There seems to be a natural tendency to view our humanity itself as a problem. "I'm only human," as the expression goes, is intended to sum up our inherent limitations. I'm teaching a series in the Sunday evening learning community gatherings at our church that attempts to undermine this assessment and draw some implications for how we then assess and engage the world around us.

I heard an example in a sermon a few weeks ago. It was provocatively entitled, "The Ugly Jesus," and under that heading it rightly drew attention to Isa 53 (he had not stately form he had not majesty that we should be drawn to him) and made some compelling applications to modern day "ugly" people in whom Jesus confronts us.

But the problem was that the speaker associated Jesus' "ugliness" with his humanity and his "beauty" with his divinity, telling us that our hope as humans is to realize the seed of divinity that has been planted in us all. Human = bad. Divine = good. Hope = become less like our human selves and more like divine other.
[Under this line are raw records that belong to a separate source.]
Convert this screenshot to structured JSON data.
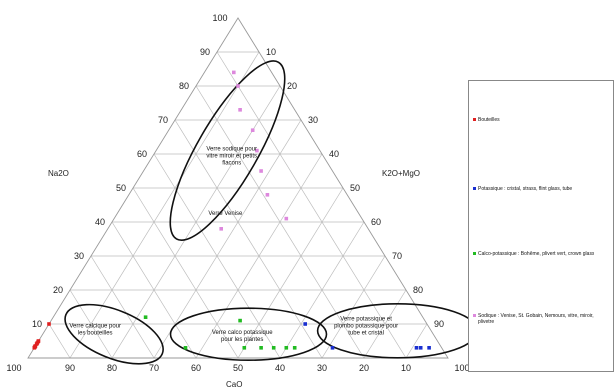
{
  "chart_data": {
    "type": "ternary-scatter",
    "axes": {
      "left": "Na2O",
      "right": "K2O+MgO",
      "bottom": "CaO"
    },
    "tick_labels": [
      "10",
      "20",
      "30",
      "40",
      "50",
      "60",
      "70",
      "80",
      "90",
      "100"
    ],
    "tick_labels_bottom": [
      "100",
      "90",
      "80",
      "70",
      "60",
      "50",
      "40",
      "30",
      "20",
      "10",
      "100"
    ],
    "grid": true,
    "legend_position": "right",
    "colors": {
      "Bouteilles": "#e02020",
      "Potassique": "#1a2fd0",
      "Calco-potassique": "#22bb22",
      "Sodique": "#dd88dd"
    },
    "series": [
      {
        "name": "Bouteilles",
        "color": "#e02020",
        "points": [
          [
            10,
            90,
            0
          ],
          [
            3,
            97,
            0
          ],
          [
            5,
            95,
            0
          ],
          [
            3,
            84,
            0
          ],
          [
            3,
            82,
            0
          ],
          [
            3,
            92,
            0
          ],
          [
            3,
            86,
            0
          ],
          [
            3,
            70,
            0
          ],
          [
            3,
            65,
            0
          ],
          [
            3,
            59,
            0
          ]
        ]
      },
      {
        "name": "Potassique : cristal, strass, flint glass, tube",
        "color": "#1a2fd0",
        "points": [
          [
            3,
            3,
            94
          ],
          [
            3,
            26,
            71
          ],
          [
            3,
            5,
            92
          ],
          [
            3,
            6,
            91
          ],
          [
            10,
            29,
            61
          ]
        ]
      },
      {
        "name": "Calco-potassique : Bohême, plivert vert, crown glass",
        "color": "#22bb22",
        "points": [
          [
            3,
            47,
            50
          ],
          [
            3,
            37,
            60
          ],
          [
            3,
            35,
            62
          ],
          [
            3,
            40,
            57
          ],
          [
            11,
            44,
            45
          ],
          [
            12,
            66,
            22
          ],
          [
            3,
            43,
            54
          ],
          [
            3,
            61,
            36
          ]
        ]
      },
      {
        "name": "Sodique : Venise, St. Gobain, Nemours, vitre, miroir, plivetre",
        "color": "#dd88dd",
        "points": [
          [
            41,
            18,
            41
          ],
          [
            48,
            19,
            33
          ],
          [
            55,
            17,
            28
          ],
          [
            61,
            15,
            24
          ],
          [
            67,
            13,
            20
          ],
          [
            73,
            13,
            14
          ],
          [
            80,
            10,
            10
          ],
          [
            84,
            9,
            7
          ],
          [
            38,
            35,
            27
          ]
        ]
      }
    ],
    "annotations": [
      [
        "Verre sodique pour",
        "vitre miroir et petits",
        "flacons"
      ],
      [
        "Verre Venise"
      ],
      [
        "Verre calcique pour",
        "les  bouteilles"
      ],
      [
        "Verre calco potassique",
        "pour les  plantes"
      ],
      [
        "Verre potassique et",
        "plombo potassique pour",
        "tube et cristal"
      ]
    ]
  }
}
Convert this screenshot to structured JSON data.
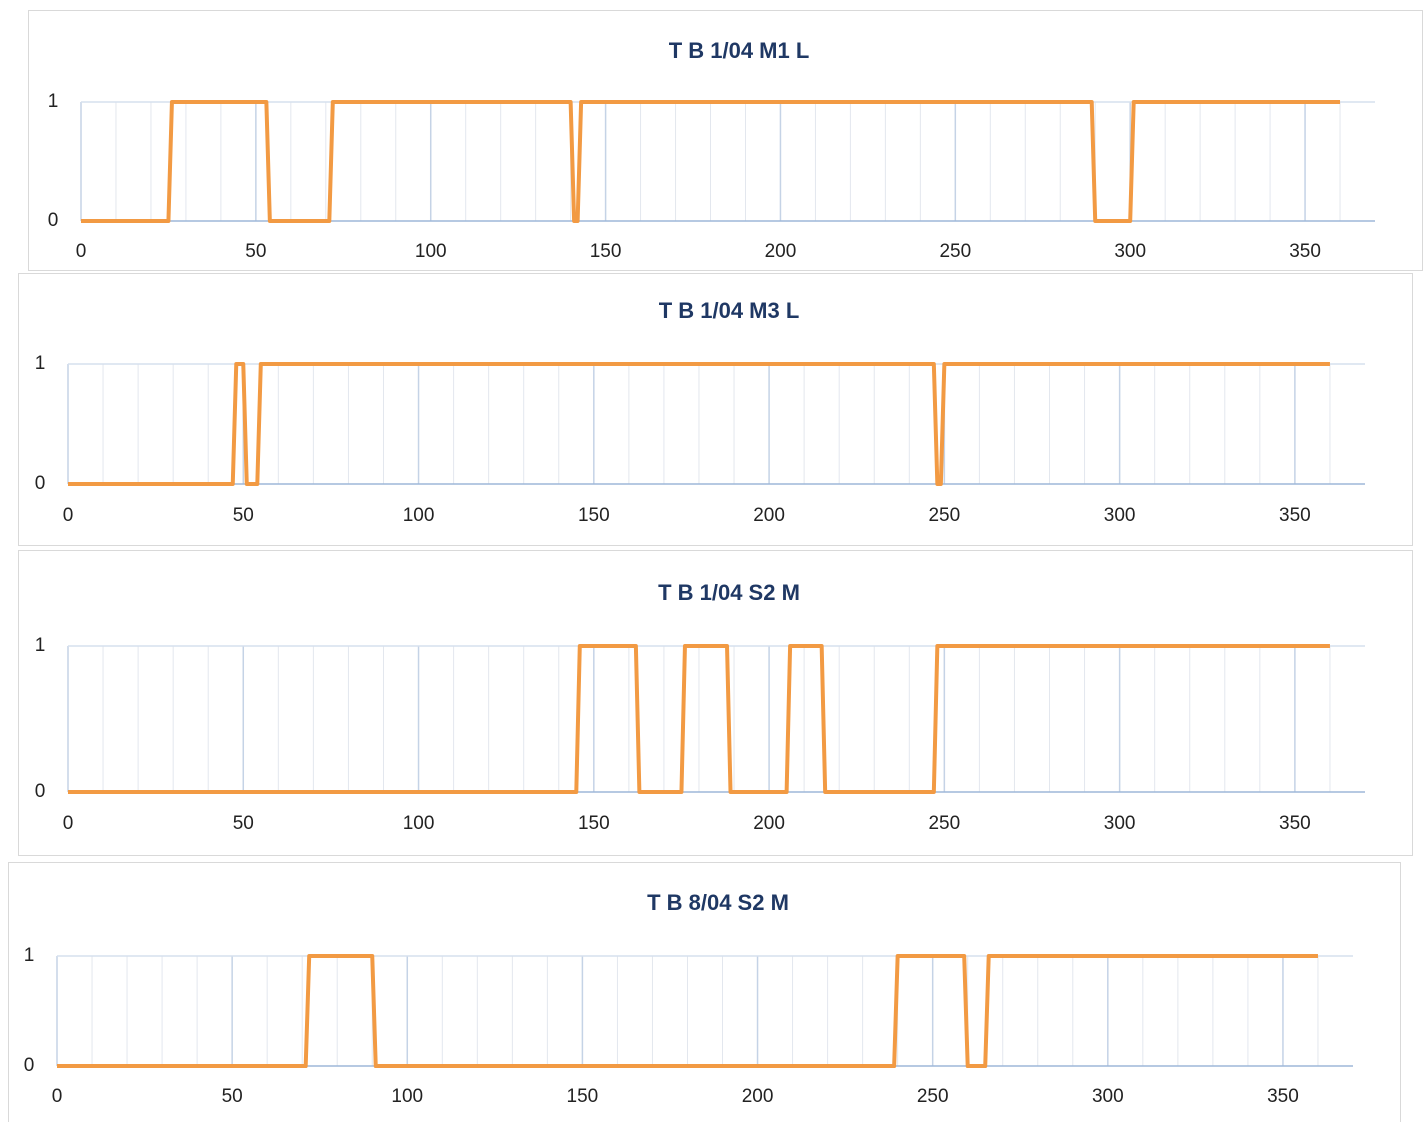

The argument of my short series is that this exactly wrong. Being human is an inherently good thing, though this goodness is deeply marred. Not only was humanity originally good, but God's actions among his people show (throughout the OT and into and through the NT) that God's purposes are for the restoration (super-restoration!) of our humanity, not the obliteration of it.

Getting this right will impact how we view work, recreation, our relationship with the environment, our posture toward the unbelieving world--and just about everything else.

Next time I'll run through my basic premise (God intends to rescue us for our true humanness, not from our true humanness) and suggest some implications.

4 comments:

Nick said...

Good point. I look forward to you fleshing this out more. One interesting connection with this insight is how much Karl Barth's theology flows out of this fundamental misconception...that the problem is that we are human (and limited) before a transcedent God, rather than that we are sinful and rebellious before a holy and good God. Not that Barth would deny the second outright, but his emphasis is always on the first, whatever doctrine he is discussing. Yet in the early chapters of Genesis we get no hint that it was difficult for human beings (without sin) to communicate and have fellowship with God. The problem is moral, not metaphysical. Far too much 20th century theology forgot this.

TwoSquareMeals said...

I'm looking forward to reading more on this topic. Not that I am smart enough to add to the conversation, but I am definitely interested!

Rebekah Giffone said...

Well said. If humanity is something innately negative, then Christ's humanity must inevitably detract from His divinity. If humanity itself is the problem (as opposed to fallen humanity) then Christ could not be fully God and fully human. But if Christ is the "New Adam," why should we think that being an "Adam" is a negative thing?

Foolish Sage said...

this sort of misconception about what it means to be human and in the image of God and especially of the restoration of true human-ness taking place thru Christ is behind a world of troubles, not the least of which some which plague theological debate at the moment.